New Jersey employment rates overall decreased by 8.3 percent compared to the beginning of the year pre-pandemic. As of the end of June, the employment rate among those making less than $27k per year decreased 16.3 percent. When you consider that restaurant and hotel spending by all consumers decreased by 28.7 percent compared to the start of the year, it’s no wonder that employment rates among lower wage earners who work in these establishments decreased as much as they have. In comparison, for workers earning between $27k and $60k a year, employment rates decreased 7.7 percent and for those earning $60k or above, employment rates decreased just 2.2 percent.

On the spending side, as of the end of July, total spending by all consumers in the state decreased 7.3 percent from where it was in January. However, for those earning less than $27k, spending decreased a mere 0.5 percent from pre-pandemic levels. This makes sense to me. For those at the bottom, life is about surviving and that necessitates spending what you earn just to get by. In contrast, for earners in the middle ($27k to $60k), spending decreased 5.2 percent from January levels and for those on the higher end of the scale (above $60k), spending decreased 9.2 percent.

In terms of industries, the category to take the biggest hit in New Jersey is transportation, which decreased some 50.5 percent since January. There’s nowhere to go and nothing to see and we know that because the next biggest decrease can be found in the entertainment/recreation category, down 42.7 percent from January. The category of “general merchandise” was off a slight 0.6 percent from January and grocery buying decreased 11.3 percent over the first six months of the year.

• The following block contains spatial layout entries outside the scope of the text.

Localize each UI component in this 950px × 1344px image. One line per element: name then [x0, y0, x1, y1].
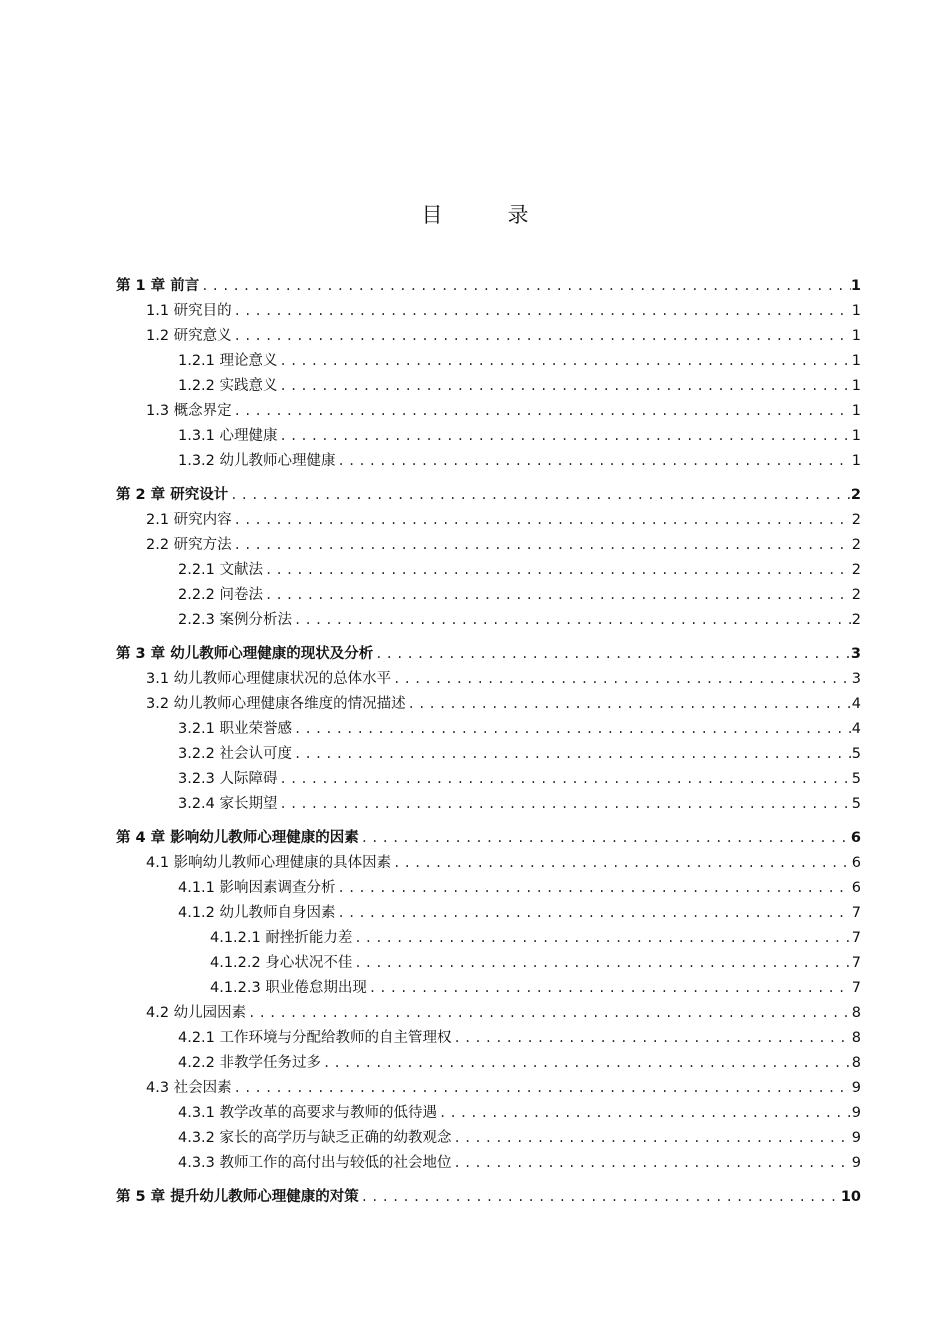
toc-page-number: 1 — [851, 428, 861, 444]
toc-entry[interactable] — [116, 973, 861, 998]
dot-leader — [263, 585, 851, 605]
toc-entry-label: 2.2.1 文献法 — [178, 562, 264, 578]
toc-page-number: 9 — [851, 1080, 861, 1096]
toc-entry-label: 4.1.2.3 职业倦怠期出现 — [210, 980, 367, 996]
toc-entry-label: 第 5 章 提升幼儿教师心理健康的对策 — [116, 1189, 359, 1205]
toc-entry-label: 3.2.1 职业荣誉感 — [178, 721, 293, 737]
toc-entry-label: 1.3.1 心理健康 — [178, 428, 278, 444]
toc-entry[interactable] — [116, 1023, 861, 1048]
toc-entry-label: 1.3 概念界定 — [146, 403, 232, 419]
toc-entry-label: 3.2.4 家长期望 — [178, 796, 278, 812]
toc-entry[interactable] — [116, 848, 861, 873]
toc-entry[interactable] — [116, 764, 861, 789]
toc-page-number: 2 — [851, 612, 861, 628]
toc-page-number: 7 — [851, 955, 861, 971]
toc-chapter-entry[interactable] — [116, 1181, 861, 1207]
toc-page-number: 6 — [851, 880, 861, 896]
toc-page-number: 1 — [851, 378, 861, 394]
toc-page-number: 1 — [851, 303, 861, 319]
toc-entry-label: 4.3.3 教师工作的高付出与较低的社会地位 — [178, 1155, 452, 1171]
dot-leader — [406, 694, 851, 714]
toc-entry[interactable] — [116, 605, 861, 630]
toc-page-number: 2 — [850, 487, 861, 503]
toc-chapter-entry[interactable] — [116, 270, 861, 296]
toc-page-number: 1 — [851, 328, 861, 344]
toc-page-number: 3 — [850, 646, 861, 662]
toc-entry[interactable] — [116, 789, 861, 814]
toc-entry-label: 1.1 研究目的 — [146, 303, 232, 319]
toc-entry[interactable] — [116, 664, 861, 689]
dot-leader — [452, 1153, 851, 1173]
toc-entry-label: 3.2.2 社会认可度 — [178, 746, 293, 762]
toc-page-number: 2 — [851, 587, 861, 603]
toc-page-number: 4 — [851, 721, 861, 737]
toc-page-number: 5 — [851, 796, 861, 812]
dot-leader — [292, 744, 851, 764]
page-title: 目 录 — [421, 203, 551, 227]
dot-leader — [292, 610, 851, 630]
toc-entry-label: 4.3.2 家长的高学历与缺乏正确的幼教观念 — [178, 1130, 452, 1146]
toc-entry[interactable] — [116, 371, 861, 396]
toc-chapter-entry[interactable] — [116, 638, 861, 664]
toc-page-number: 7 — [851, 980, 861, 996]
dot-leader — [352, 928, 851, 948]
dot-leader — [199, 276, 851, 296]
toc-page-number: 9 — [851, 1130, 861, 1146]
toc-entry[interactable] — [116, 580, 861, 605]
dot-leader — [232, 510, 851, 530]
toc-entry[interactable] — [116, 321, 861, 346]
toc-entry[interactable] — [116, 689, 861, 714]
toc-entry[interactable] — [116, 505, 861, 530]
toc-page-number: 6 — [851, 855, 861, 871]
toc-entry-label: 1.2.2 实践意义 — [178, 378, 278, 394]
toc-entry-label: 第 2 章 研究设计 — [116, 487, 229, 503]
dot-leader — [452, 1128, 851, 1148]
dot-leader — [391, 853, 851, 873]
toc-entry-label: 1.2.1 理论意义 — [178, 353, 278, 369]
dot-leader — [232, 326, 851, 346]
dot-leader — [246, 1003, 851, 1023]
toc-entry-label: 4.2 幼儿园因素 — [146, 1005, 247, 1021]
toc-page-number: 8 — [851, 1005, 861, 1021]
toc-page-number: 7 — [851, 930, 861, 946]
toc-entry[interactable] — [116, 1148, 861, 1173]
dot-leader — [263, 560, 851, 580]
toc-entry[interactable] — [116, 1048, 861, 1073]
toc-entry[interactable] — [116, 1123, 861, 1148]
toc-entry[interactable] — [116, 898, 861, 923]
toc-entry[interactable] — [116, 1098, 861, 1123]
table-of-contents — [116, 270, 861, 1207]
dot-leader — [336, 903, 851, 923]
toc-entry[interactable] — [116, 948, 861, 973]
toc-entry-label: 第 1 章 前言 — [116, 278, 200, 294]
toc-page-number: 2 — [851, 562, 861, 578]
dot-leader — [336, 878, 851, 898]
dot-leader — [278, 351, 851, 371]
toc-entry-label: 3.1 幼儿教师心理健康状况的总体水平 — [146, 671, 392, 687]
dot-leader — [336, 451, 851, 471]
toc-entry-label: 4.1 影响幼儿教师心理健康的具体因素 — [146, 855, 392, 871]
dot-leader — [367, 978, 851, 998]
toc-entry[interactable] — [116, 555, 861, 580]
dot-leader — [228, 485, 851, 505]
dot-leader — [278, 794, 851, 814]
toc-page-number: 9 — [851, 1105, 861, 1121]
dot-leader — [359, 828, 851, 848]
toc-entry[interactable] — [116, 998, 861, 1023]
dot-leader — [232, 535, 851, 555]
toc-chapter-entry[interactable] — [116, 822, 861, 848]
toc-entry-label: 1.3.2 幼儿教师心理健康 — [178, 453, 336, 469]
toc-entry-label: 3.2 幼儿教师心理健康各维度的情况描述 — [146, 696, 406, 712]
toc-entry[interactable] — [116, 714, 861, 739]
dot-leader — [391, 669, 851, 689]
toc-entry-label: 4.1.2.1 耐挫折能力差 — [210, 930, 353, 946]
toc-entry[interactable] — [116, 421, 861, 446]
dot-leader — [292, 719, 851, 739]
toc-page-number: 4 — [851, 696, 861, 712]
toc-entry[interactable] — [116, 923, 861, 948]
dot-leader — [359, 1187, 841, 1207]
toc-entry-label: 2.2.3 案例分析法 — [178, 612, 293, 628]
toc-page-number: 1 — [850, 278, 861, 294]
dot-leader — [452, 1028, 851, 1048]
toc-entry-label: 第 4 章 影响幼儿教师心理健康的因素 — [116, 830, 359, 846]
toc-entry-label: 2.1 研究内容 — [146, 512, 232, 528]
toc-page-number: 5 — [851, 746, 861, 762]
toc-page-number: 2 — [851, 512, 861, 528]
toc-entry-label: 1.2 研究意义 — [146, 328, 232, 344]
toc-entry[interactable] — [116, 346, 861, 371]
toc-page-number: 6 — [850, 830, 861, 846]
dot-leader — [278, 426, 851, 446]
toc-entry-label: 3.2.3 人际障碍 — [178, 771, 278, 787]
toc-entry-label: 4.3 社会因素 — [146, 1080, 232, 1096]
toc-entry-label: 4.2.1 工作环境与分配给教师的自主管理权 — [178, 1030, 452, 1046]
toc-entry-label: 4.1.2.2 身心状况不佳 — [210, 955, 353, 971]
toc-entry[interactable] — [116, 396, 861, 421]
toc-entry-label: 4.1.1 影响因素调查分析 — [178, 880, 336, 896]
toc-entry[interactable] — [116, 446, 861, 471]
toc-page-number: 10 — [840, 1189, 861, 1205]
toc-entry-label: 4.1.2 幼儿教师自身因素 — [178, 905, 336, 921]
toc-page-number: 5 — [851, 771, 861, 787]
toc-page-number: 8 — [851, 1055, 861, 1071]
toc-page-number: 3 — [851, 671, 861, 687]
toc-entry[interactable] — [116, 1073, 861, 1098]
dot-leader — [373, 644, 851, 664]
dot-leader — [321, 1053, 851, 1073]
toc-entry-label: 2.2.2 问卷法 — [178, 587, 264, 603]
dot-leader — [278, 376, 851, 396]
toc-entry[interactable] — [116, 296, 861, 321]
dot-leader — [232, 1078, 851, 1098]
toc-entry[interactable] — [116, 739, 861, 764]
toc-entry-label: 2.2 研究方法 — [146, 537, 232, 553]
toc-entry-label: 4.3.1 教学改革的高要求与教师的低待遇 — [178, 1105, 438, 1121]
dot-leader — [232, 401, 851, 421]
toc-page-number: 1 — [851, 353, 861, 369]
toc-page-number: 9 — [851, 1155, 861, 1171]
toc-page-number: 1 — [851, 453, 861, 469]
dot-leader — [352, 953, 851, 973]
toc-entry[interactable] — [116, 873, 861, 898]
toc-entry-label: 第 3 章 幼儿教师心理健康的现状及分析 — [116, 646, 374, 662]
toc-page-number: 8 — [851, 1030, 861, 1046]
toc-page-number: 7 — [851, 905, 861, 921]
dot-leader — [437, 1103, 851, 1123]
dot-leader — [278, 769, 851, 789]
toc-page-number: 1 — [851, 403, 861, 419]
toc-entry[interactable] — [116, 530, 861, 555]
toc-page-number: 2 — [851, 537, 861, 553]
toc-chapter-entry[interactable] — [116, 479, 861, 505]
toc-entry-label: 4.2.2 非教学任务过多 — [178, 1055, 322, 1071]
dot-leader — [232, 301, 851, 321]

After crunching the numbers, key takeaways offered by the researchers include the thought that stimulus payments to households and Paycheck Protection Program loans to small businesses have not led to the type of rebound hoped for among the businesses that lost the most revenue. Because of that, these programs have had a limited impact on employment rates for the low-income workers who staff these businesses.

Conversely, extending targeted assistance to low-income workers impacted by the economic decline through such measures as unemployment benefits is a critical part of reducing hardship for many households and a big part of mitigating the disparities made deeper during this pandemic.

Their biggest takeaway: The only real way to recovery is to invest in public health initiatives that will restore people’s confidence to the point where they are back to spending and consuming as they were before the pandemic.

While some claim that increased unemployment benefits are a disincentive to work, my thought is that they kept the most vulnerable from utter ruin and desperation. Those talking about disincentives are the ones with options. The disparities we see were not caused by the pandemic, they were just made more obvious—something we ignore at our peril.